On garda le silence tous les deux, l'un face à l'autre, les yeux dans les yeux et le sourire tremblant. Le temps s'était arrêté l'espace d'une seconde, me permettant de réaliser que nous étions redevenus chauve-souris et poète raté ou maudit. Ma joie était incommensurable.

— « Si l'on me presse de dire pourquoi je l'aimais, je sens que cela ne se peut exprimer qu'en répondant parce que c'était lui, parce que c'était moi », murmura soudain Étienne.

— Que... quoi ? bégayai-je en battant des cils rapidement.

— C'est de Montaigne. Si tu la connaissais, tu aurais pu me la citer quand je te demandais des réponses quant à notre relation. Je la trouve extrêmement belle et juste, parce qu'on pourrait penser qu'il parle de quelqu'un dont il est amoureux alors qu'en réalité, c'est à propos d'un grand ami.

J'inclinai la tête sur le côté et souris doucement, touchée par ses mots. Il m'avait – semble-t-il – pardonnée. Ça avait été plus rapide que ce que je m'étais imaginé.

— Plus de distance excessive, alors ?

Il hocha la tête ; on se prit dans les bras. Au moment où on se détachait l'un de l'autre, quelqu'un me héla. Je me retournai et tombai nez avec nez avec Côme.

— Eh bien, tu ne dis pas au revoir ? C'est pas très poli !

Son ton goguenard me fit rire. On se claqua une bise sous le regard d'Étienne.

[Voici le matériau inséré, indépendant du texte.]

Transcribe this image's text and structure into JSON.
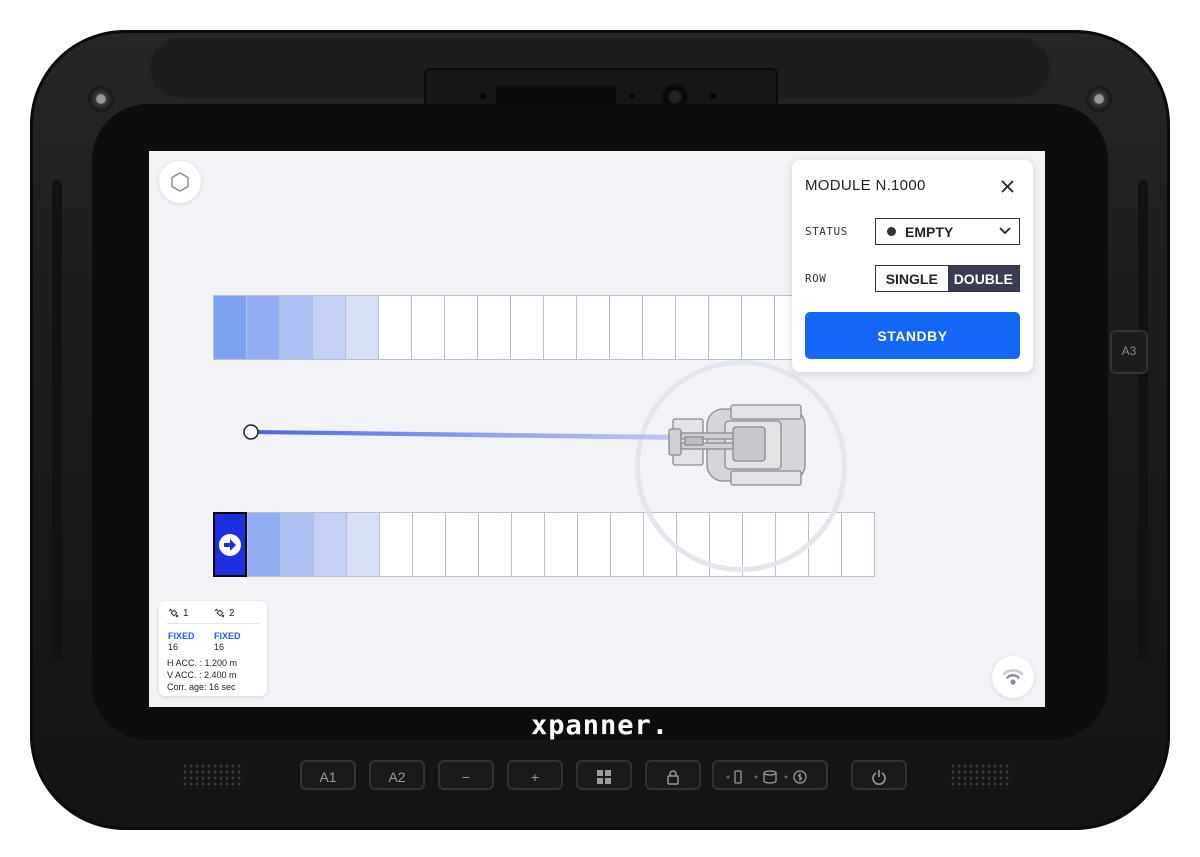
{
  "device": {
    "brand": "xpanner.",
    "side_key_label": "A3",
    "hw_buttons": [
      "A1",
      "A2",
      "−",
      "+"
    ]
  },
  "colors": {
    "accent": "#1466f5",
    "selected_module": "#1b2fe0",
    "fixed_status": "#1a5ef5"
  },
  "map": {
    "top_row_modules": 18,
    "bottom_row_modules": 20,
    "row_fill_levels": [
      0.85,
      0.7,
      0.5,
      0.35,
      0.2
    ],
    "selected_module_icon": "arrow-right-icon"
  },
  "gnss": {
    "antenna1": {
      "label": "1",
      "fix": "FIXED",
      "count": "16"
    },
    "antenna2": {
      "label": "2",
      "fix": "FIXED",
      "count": "16"
    },
    "h_acc": "H ACC. : 1.200 m",
    "v_acc": "V ACC. : 2.400 m",
    "corr_age": "Corr. age: 16 sec"
  },
  "panel": {
    "title": "MODULE N.1000",
    "status_label": "STATUS",
    "status_value": "EMPTY",
    "row_label": "ROW",
    "row_options": [
      "SINGLE",
      "DOUBLE"
    ],
    "row_selected": "DOUBLE",
    "action_label": "STANDBY"
  }
}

— C'est toi Côme Jacob ? s'enquit ce dernier.

— Lui-même.

Leurs regards se croisèrent. Ils s'observèrent et se jaugèrent sans plus prononcer un mot. À mesure que le temps filait, leur expression faciale mutait en diverses émotions. Face à face ou côte à côte, la ressemblance était frappante. Ce ne pouvait être une simple coïncidence. Mêmes iris avec des nuances différentes, une blondeur presque identique, la même finesse des traits, le visage en lame de couteau. Ce ne sont pas des sosies, mais... des jumeaux ! compris-je enfin. Tout du moins des frères, nuançai-je. Je portai mes mains à ma bouche pour retenir le cri qui menaçait de jouer avec mes cordes vocales. Je n'étais manifestement pas la seule à m'être fait cette réflexion : les deux garçons affichaient des airs ahuris qui m'auraient fait m'esclaffer en d'autres circonstances.

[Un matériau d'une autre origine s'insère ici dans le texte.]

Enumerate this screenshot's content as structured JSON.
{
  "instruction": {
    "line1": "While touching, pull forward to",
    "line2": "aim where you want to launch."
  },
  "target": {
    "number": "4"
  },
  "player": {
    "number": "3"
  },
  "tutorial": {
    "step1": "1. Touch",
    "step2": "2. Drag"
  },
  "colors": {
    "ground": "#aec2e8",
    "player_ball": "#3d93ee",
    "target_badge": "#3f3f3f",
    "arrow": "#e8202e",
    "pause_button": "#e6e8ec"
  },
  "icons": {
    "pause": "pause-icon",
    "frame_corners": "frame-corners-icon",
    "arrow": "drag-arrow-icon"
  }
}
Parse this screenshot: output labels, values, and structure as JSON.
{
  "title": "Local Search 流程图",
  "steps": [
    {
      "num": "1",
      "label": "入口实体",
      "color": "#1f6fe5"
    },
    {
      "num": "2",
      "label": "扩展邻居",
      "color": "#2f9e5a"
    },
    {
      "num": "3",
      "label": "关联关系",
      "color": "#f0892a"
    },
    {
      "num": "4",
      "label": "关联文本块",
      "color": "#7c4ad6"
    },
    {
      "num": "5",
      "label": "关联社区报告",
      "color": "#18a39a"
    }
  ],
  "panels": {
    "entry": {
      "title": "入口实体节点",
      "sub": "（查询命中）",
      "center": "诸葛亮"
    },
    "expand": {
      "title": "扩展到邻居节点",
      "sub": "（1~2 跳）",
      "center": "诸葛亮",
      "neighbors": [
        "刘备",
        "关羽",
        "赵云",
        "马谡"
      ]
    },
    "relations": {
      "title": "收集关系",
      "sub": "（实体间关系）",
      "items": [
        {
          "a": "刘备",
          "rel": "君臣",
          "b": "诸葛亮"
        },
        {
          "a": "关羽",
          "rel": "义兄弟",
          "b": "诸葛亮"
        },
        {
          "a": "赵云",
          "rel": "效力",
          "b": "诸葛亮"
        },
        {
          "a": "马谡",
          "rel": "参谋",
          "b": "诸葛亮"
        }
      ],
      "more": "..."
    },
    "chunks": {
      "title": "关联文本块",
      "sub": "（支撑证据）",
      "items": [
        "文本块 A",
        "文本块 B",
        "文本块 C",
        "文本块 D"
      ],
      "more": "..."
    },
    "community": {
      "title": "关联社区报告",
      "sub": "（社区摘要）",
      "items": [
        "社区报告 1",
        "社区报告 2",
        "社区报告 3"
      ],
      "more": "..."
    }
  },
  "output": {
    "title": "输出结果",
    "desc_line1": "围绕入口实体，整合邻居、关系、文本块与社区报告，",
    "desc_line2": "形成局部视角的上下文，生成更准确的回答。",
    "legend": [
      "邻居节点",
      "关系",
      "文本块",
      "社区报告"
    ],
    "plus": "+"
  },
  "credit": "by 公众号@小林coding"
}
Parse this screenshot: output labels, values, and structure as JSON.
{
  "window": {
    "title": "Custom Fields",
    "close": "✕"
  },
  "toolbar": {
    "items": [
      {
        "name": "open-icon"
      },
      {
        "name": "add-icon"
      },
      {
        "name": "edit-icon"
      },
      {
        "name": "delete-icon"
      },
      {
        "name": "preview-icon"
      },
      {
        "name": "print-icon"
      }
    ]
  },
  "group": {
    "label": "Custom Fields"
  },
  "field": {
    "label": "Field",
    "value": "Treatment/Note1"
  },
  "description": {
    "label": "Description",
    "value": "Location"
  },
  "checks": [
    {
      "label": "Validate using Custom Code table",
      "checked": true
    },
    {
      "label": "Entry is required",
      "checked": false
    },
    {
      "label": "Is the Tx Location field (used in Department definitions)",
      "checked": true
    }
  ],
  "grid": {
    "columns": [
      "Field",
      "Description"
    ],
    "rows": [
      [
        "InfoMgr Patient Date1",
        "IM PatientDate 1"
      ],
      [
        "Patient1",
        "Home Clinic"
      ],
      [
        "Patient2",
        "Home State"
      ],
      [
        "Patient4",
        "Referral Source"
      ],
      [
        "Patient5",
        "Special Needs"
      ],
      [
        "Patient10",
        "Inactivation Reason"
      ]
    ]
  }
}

— Il faut passer un test d'ADN, les gars, décrétai-je au bout de trois minutes suspendues dans l'atmosphère.

— Bonne idée, articula Étienne sans quitter son effarement où brillait un espoir fou, insensé.

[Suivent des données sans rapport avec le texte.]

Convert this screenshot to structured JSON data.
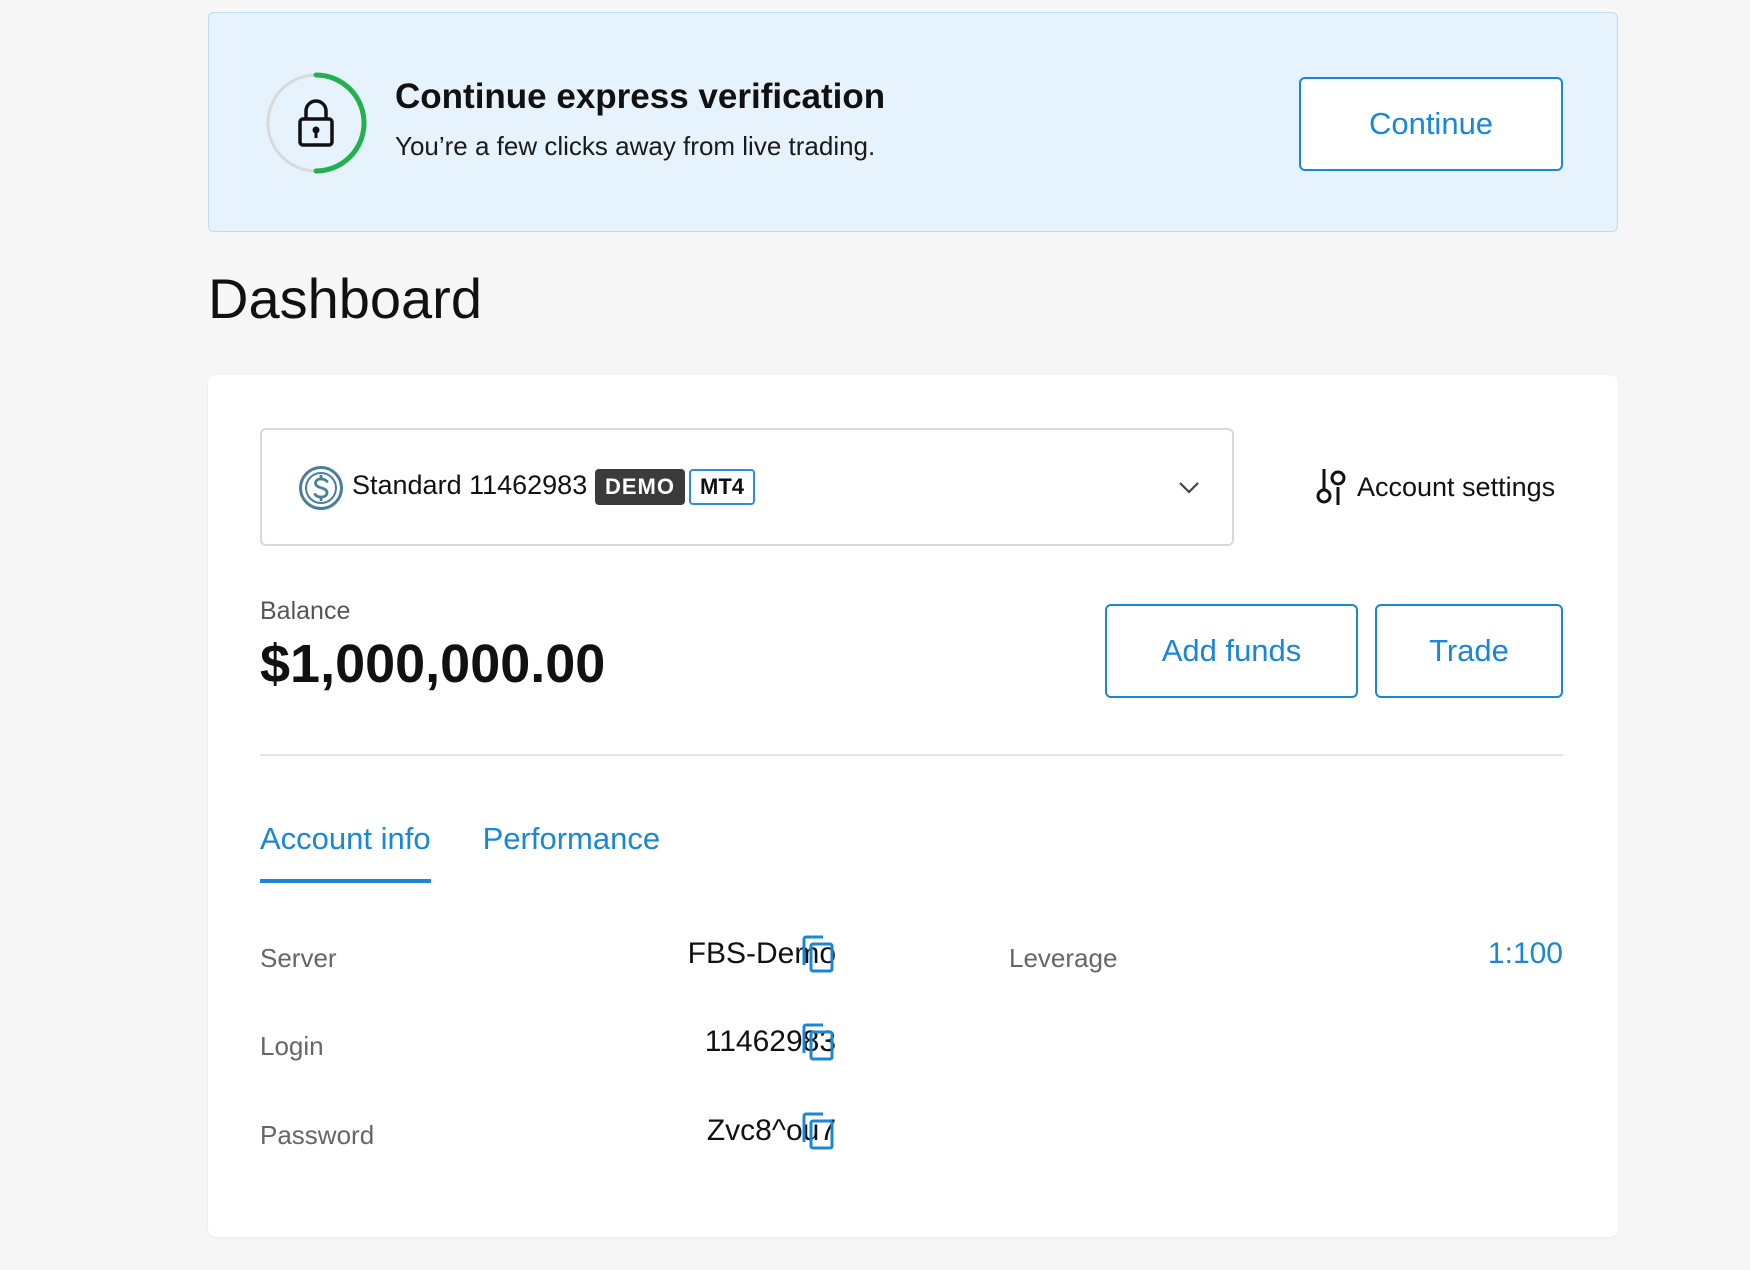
{
  "banner": {
    "title": "Continue express verification",
    "subtitle": "You’re a few clicks away from live trading.",
    "button_label": "Continue",
    "progress_fraction": 0.5,
    "progress_color": "#22b14c"
  },
  "page": {
    "title": "Dashboard"
  },
  "account": {
    "name": "Standard 11462983",
    "badge_demo": "DEMO",
    "badge_platform": "MT4",
    "settings_label": "Account settings"
  },
  "balance": {
    "label": "Balance",
    "value": "$1,000,000.00"
  },
  "actions": {
    "add_funds": "Add funds",
    "trade": "Trade"
  },
  "tabs": [
    {
      "label": "Account info",
      "active": true
    },
    {
      "label": "Performance",
      "active": false
    }
  ],
  "info": {
    "server": {
      "label": "Server",
      "value": "FBS-Demo"
    },
    "login": {
      "label": "Login",
      "value": "11462983"
    },
    "password": {
      "label": "Password",
      "value": "Zvc8^ou7"
    },
    "leverage": {
      "label": "Leverage",
      "value": "1:100"
    }
  },
  "colors": {
    "accent": "#1a87d6",
    "banner_bg": "#e6f3fc",
    "demo_badge": "#3b3b3b"
  },
  "icons": {
    "banner": "lock-icon",
    "account": "dollar-coin-icon",
    "select": "chevron-down-icon",
    "settings": "sliders-icon",
    "copy": "copy-icon"
  }
}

— C'est n'importe quoi, hein ? On va se réveiller ! s'écria Côme en s'agitant. Ce ne peut pas être possible. On me l'aurait dit si j'avais un jumeau. Et ça veut dire quoi : que mes parents ont abandonné l'un et gardé l'autre ? Sous quel prétexte, on peut se permettre ce genre de choix absurde, délirant, affreux ? C'est un cauchemar !

— On peut aussi imaginer que... tu as été adopté, bredouillai-je d'une petite voix enraillée.

— Pardon ? T'es sérieuse, Maude ?! Ils ne m'auraient jamais caché une chose pareille ?

— T... tout est envisageable. Comment expliquer autrement votre ressemblance ?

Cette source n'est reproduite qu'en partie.